Başbakan Erdoğan'ın 2014 yılında Çankaya'ya çıkmak istediği bir sır değil; nitekim Erdoğan, 2011'de son kez milletvekili adayı olduğunu söyleyerek dolaylı da olsa Cumhurbaşkanlığı adaylığını ilân etmiş oldu. Yine Erdoğan, sonu muhtemelen başkanlık ya da yarı başkanlık sistemine varacak bir süreç çerçevesinde Çankaya'ya çıktığında elinde kayda değer bir siyasi güç olmasını hedefliyor ki son dönemde hazırlık çalışmaları hızlanan yeni anayasa çalışmaları, bu sürecin yasal çerçevesini hazırlaması bakımından Erdoğan için oldukça işlevsel. Meclis'i ve partisini geride bırakarak Çankaya yolunu tutmayı planlayan Erdoğan'ın, bu süreçte Cumhurbaşkanı'nın sahip olduğu sembolik yetkilerle yetinmek istemeyeceği açık.

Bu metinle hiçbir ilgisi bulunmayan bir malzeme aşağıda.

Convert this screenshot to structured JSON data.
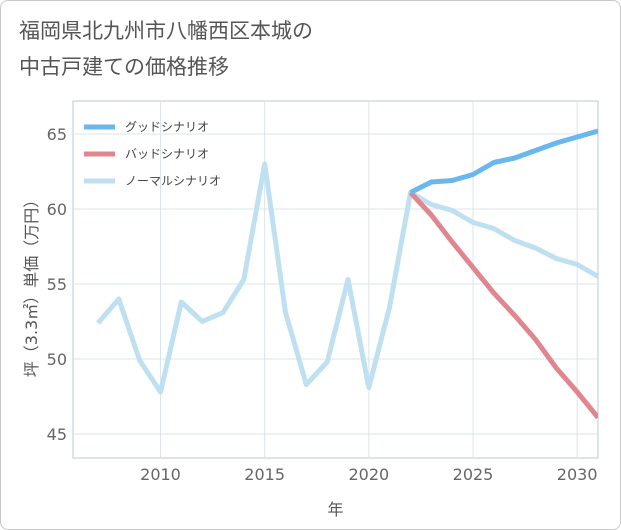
{
  "chart_data": {
    "type": "line",
    "title": "福岡県北九州市八幡西区本城の\n中古戸建ての価格推移",
    "xlabel": "年",
    "ylabel": "坪（3.3㎡）単価（万円）",
    "xlim": [
      2005.8,
      2031
    ],
    "ylim": [
      43.4,
      67.2
    ],
    "xticks": [
      2010,
      2015,
      2020,
      2025,
      2030
    ],
    "yticks": [
      45,
      50,
      55,
      60,
      65
    ],
    "grid": true,
    "legend_position": "top-left",
    "series": [
      {
        "name": "グッドシナリオ",
        "color": "#6ab7ee",
        "x": [
          2022,
          2023,
          2024,
          2025,
          2026,
          2027,
          2028,
          2029,
          2030,
          2031
        ],
        "y": [
          61.1,
          61.8,
          61.9,
          62.3,
          63.1,
          63.4,
          63.9,
          64.4,
          64.8,
          65.2
        ]
      },
      {
        "name": "バッドシナリオ",
        "color": "#e0868e",
        "x": [
          2022,
          2023,
          2024,
          2025,
          2026,
          2027,
          2028,
          2029,
          2030,
          2031
        ],
        "y": [
          61.1,
          59.6,
          57.8,
          56.1,
          54.4,
          52.9,
          51.3,
          49.4,
          47.8,
          46.1
        ]
      },
      {
        "name": "ノーマルシナリオ",
        "color": "#bfe0f0",
        "x": [
          2007,
          2008,
          2009,
          2010,
          2011,
          2012,
          2013,
          2014,
          2015,
          2016,
          2017,
          2018,
          2019,
          2020,
          2021,
          2022,
          2023,
          2024,
          2025,
          2026,
          2027,
          2028,
          2029,
          2030,
          2031
        ],
        "y": [
          52.4,
          54.0,
          49.9,
          47.8,
          53.8,
          52.5,
          53.1,
          55.3,
          63.0,
          53.1,
          48.3,
          49.8,
          55.3,
          48.1,
          53.5,
          61.1,
          60.3,
          59.9,
          59.1,
          58.7,
          57.9,
          57.4,
          56.7,
          56.3,
          55.5
        ]
      }
    ]
  }
}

Halihazırdaki politik atmosferde, karizmasıyla ve toplumsal popülaritesiyle Erdoğan'ın önüne geçebilen bir lider bulunmuyor. Öte yandan, demokrasi tarihimizde Cumhurbaşkanı ilk kez halk tarafından seçilecek ve çok partili siyasi hayata geçildiğinden bu tarafa belirli dönemler dışında ciddi bir iktidar alternatifi olmayı başaramamış Türkiye solu, belki de ilk kez toplumun karşısına arkasında uzlaştığı ortak bir adayla çıkma şansına sahip olacak. Başka bir deyişle, birbirine epey tezat iki durum mevcut: Bir tarafta, yüksek karizması ve toplumsal desteği olan bir potansiyel aday var, diğer tarafta ise solun eline daha önce hiç geçmemiş olan bir uzlaşı ve tek ses olma fırsatı var. Erdoğan’ın güçlü yetkilerle donatılarak Cumhurbaşkanı seçilmesinin siyasal demokrasiye ve özgürlüklere vereceği müstakbel zararın boyutunu düşünmek bile, kendisini solda tanımlayan tüm güçleri bir ortak eylem arayışına gitmeleri için yeterli bir nedendir.

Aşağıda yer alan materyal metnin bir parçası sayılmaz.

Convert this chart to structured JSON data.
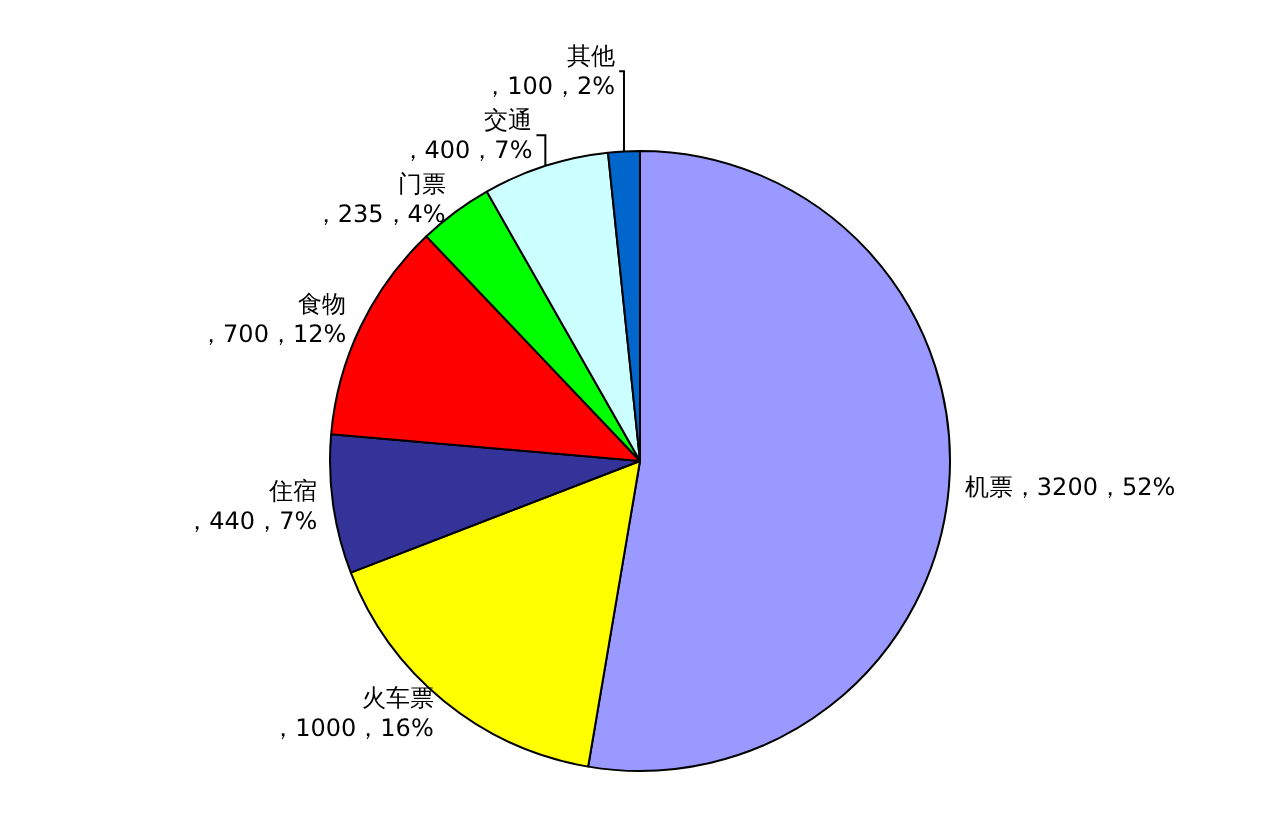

Türkiye solu, farklı renkleriyle bir araya gelip ortak bir eylem planı hazırlamalı ve toplumun tüm ihtiyaçlarına nasıl yanıt vereceğini bizlerle paylaşmalı. Sosyal demokratları, sosyalistleri, Alevileri, Kürtleri, gayrimüslimleri, dindarları, eşcinselleri, kadınları, çocukları, emeklileri, engellileri...tüm siyasal, etnik, dinsel, cinsel ve diğer sosyal sınıfları hedef kitle olarak görüp, toplumsal taleplere nasıl yanıt verip bunları siyasal alana nasıl taşıyacağını bu topluma tutarlı ve net bir şekilde anlatmalı. Bunu becerebilmek, solu ilk kez ciddi bir alternatif haline getirmenin ötesinde, solun kendi içindeki tutarsızlıkları ve soru işaretlerini aşması bakımından da işlevsel olacaktır. Bu nedenle 2014’teki Cumhurbaşkanlığı seçimleri, sadece Türkiye'de solun bir alternatif olması için değil, solun kendi kimlik bunalımını aşması için de bir fırsattır ve aslında mesele, solun Erdoğan'ı alt edebilmesinin de ötesinde, solun böylesi bir işe girişip iktidar olmak için inisiyatifi alabilirliğidir.

Fakat en başta da belirttiğim gibi bu, bir ütopyadan öteye gitmeyecek olan bir düşünce. Sol kabul edelim ya da etmeyelim, en azından Türkiye'de kendisini solda tanımlayan en örgütlü güç, CHP. CHP'nin kendisini diğer sol güçlerden soyutlayarak solda ortak tutumdan "CHP çatısında birleşme"den başka bir şey anlamaması, bu fikre en büyük engel ve aynı zamanda solda kabul ettiğimiz seçmenin de azımsanmayacak bir kısmı da halâ CHP'ye oy veriyor. Umarım CHP böylesi bir işe sıcak yaklaşır da, bu vesileyle kendini solda tanımlayıp milliyetçilik sularında yüzen zihniyetle de yüzleşebilir ve Türkiye solu da bu vesileyle rahat bir nefes alabilir. Ortak bir dil yaratacak iradeyi sergileyebilen bir sol, 2014’teki seçimleri yitirse dahi, müstakbel geleceğimiz için net bir çağrıda bulunma görevini yerine getirmiş olacaktır. Aksi halde solu kısır tartışmalar içerisinde tüketmeye devam edeceğiz.